Highlights from day 23 of the 2012 WSOP (June 18)
David Baker (pictured left) topped one of the toughest final table line-up imaginable to win the $10,000 buy-in H.O.R.S.E. championship (Event #32), pocketing USD $451,779 in prize money.
Six of the nine final table players were former gold bracelet winners with a combined 25 WSOP titles between them, making it the second-most stacked final table in history.
Only the inaugural $50,000 buy-in Poker Players Championship played back in 2006 started with a finale full of more glittering gold bracelet victories among its finalists. That finale included a combined 27 wins.
Most notably was Phil Ivey, who rolled into his fourth finale at this year’s series – an astounding accomplishment given the big field sizes and highly competitive nature of the higher buy-in events he usually plays.
Another player who made it yet again was Phil Hellmuth, fresh off his 12th gold bracelet victory, which took place in the Razz tournament, completed just five days ago. Remarkably, this was Hellmuth’s sixth time at a final table within the past two years. It’s no surprise that Hellmuth continues to distance himself from the field as the all-time WSOP leader in final table appearances, currently at 46 (and counting).
Just two weeks ago, John Monnette won Event #10 – good for his second win in two years. This marked his third final table appearance in 2012, which ranks second only to Ivey.
Dan Kelly too had been here before, as well, with three final tables, plus a WSOP victory in 2010. Then, there was Abe Mosseri, who’s sat at five final tables, including this one. He won his gold bracelet in 2009.
And, of course, Baker, making his fifth career WSOP final table appearance. His gold bracelet victory came in 2010. He enjoyed a breakthrough year in 2010, when he final tabled the $50,000 buy-in Poker Players Championship, finishing sixth. Baker followed up that performance with a win in the $10,000 buy-in Deuce-to-Seven Lowball event – good for his first gold bracelet.

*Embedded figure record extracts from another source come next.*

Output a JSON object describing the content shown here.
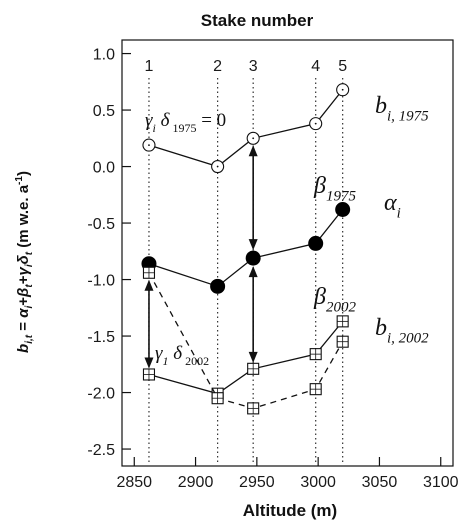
{
  "chart_data": {
    "type": "line",
    "top_axis_title": "Stake number",
    "xlabel": "Altitude (m)",
    "ylabel": "b_i,t = α_i + β_t + γ_i δ_t (m w.e. a⁻¹)",
    "xlim": [
      2840,
      3110
    ],
    "ylim": [
      -2.65,
      1.12
    ],
    "x_ticks": [
      2850,
      2900,
      2950,
      3000,
      3050,
      3100
    ],
    "y_ticks": [
      1.0,
      0.5,
      0.0,
      -0.5,
      -1.0,
      -1.5,
      -2.0,
      -2.5
    ],
    "y_tick_labels": [
      "1.0",
      "0.5",
      "0.0",
      "-0.5",
      "-1.0",
      "-1.5",
      "-2.0",
      "-2.5"
    ],
    "grid": false,
    "stakes": [
      {
        "label": "1",
        "altitude": 2862
      },
      {
        "label": "2",
        "altitude": 2918
      },
      {
        "label": "3",
        "altitude": 2947
      },
      {
        "label": "4",
        "altitude": 2998
      },
      {
        "label": "5",
        "altitude": 3020
      }
    ],
    "series": [
      {
        "name": "b_i,1975",
        "style": "solid",
        "marker": "open-circle",
        "x": [
          2862,
          2918,
          2947,
          2998,
          3020
        ],
        "y": [
          0.19,
          0.0,
          0.25,
          0.38,
          0.68
        ]
      },
      {
        "name": "α_i",
        "style": "solid",
        "marker": "filled-circle",
        "x": [
          2862,
          2918,
          2947,
          2998,
          3020
        ],
        "y": [
          -0.86,
          -1.06,
          -0.81,
          -0.68,
          -0.38
        ]
      },
      {
        "name": "b_i,2002",
        "style": "solid",
        "marker": "open-square",
        "x": [
          2862,
          2918,
          2947,
          2998,
          3020
        ],
        "y": [
          -1.84,
          -2.01,
          -1.79,
          -1.66,
          -1.37
        ]
      },
      {
        "style": "dashed",
        "marker": "open-square",
        "x": [
          2862,
          2918,
          2947,
          2998,
          3020
        ],
        "y": [
          -0.94,
          -2.05,
          -2.14,
          -1.97,
          -1.55
        ]
      }
    ],
    "annotations": {
      "gamma_1975": {
        "text": "γ",
        "sub": "i",
        "text2": "δ",
        "sub2": "1975",
        "tail": "= 0"
      },
      "beta_1975": {
        "text": "β",
        "sub": "1975"
      },
      "alpha": {
        "text": "α",
        "sub": "i"
      },
      "beta_2002": {
        "text": "β",
        "sub": "2002"
      },
      "gamma_2002": {
        "text": "γ",
        "sub": "1",
        "text2": "δ",
        "sub2": "2002"
      },
      "b_1975": {
        "text": "b",
        "sub": "i, 1975"
      },
      "b_2002": {
        "text": "b",
        "sub": "i, 2002"
      }
    }
  }
}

Baker is a dedicated poker pro who started playing seriously while in college. He gradually improved to the point he was making a living at the game, mostly toiling away in online poker games. Baker now plays in some of the biggest and toughest cash games in the world.
• Carter Phillips collected his second career WSOP gold bracelet with victory in Event #31, a $1500 buy-in No Limit Hold’em tournament. His first bracelet came in 2010 in a $1500 No-Limit Hold’em Six-Handed event.
Phillips defeated 2009 Main Event winner Joe Cada heads-up. Had Cada been able to hang on for the win, he would have become the first Main Event champion of the post-Moneymaker era to win a follow-up bracelet.
After a lacklustre WSOP last year, and a slow start this year, Phillips is rejuvenated by his most recent victory. In his own words, Phillips played really poor poker at the WSOP last summer. His love for the game was diminishing and his patience was wearing thin. The tournament grind was becoming monotonous and he didn’t care if he won or lost.
“I knew I would rather not be in the poker world than doing that. School was an option for me,” Phillips said.
He dropped out in 2007 to pursue poker full-time, but is currently enrolled in classes for the Fall 2012 semester at the University of North Carolina – Charlotte. He has aspirations to study business, and hopes his poker winnings can help him with his own start-up company in the future.
In order to cash in on his most recent payday, Phillips had to best a final table that included Cada. The pair would play heads up for the better part of three hours before Phillips was finally crowned champion.
“Joe is probably one of the toughest opponents I could have been playing. I knew coming into today if I was going to make it deep in this, then he was going to be my biggest threat,” Phillips said.
Instead, Phillips earned $664,130 for the victory. Event #31 attracted 2811 entrants, making it the second largest tournament at the 2012 WSOP thus far.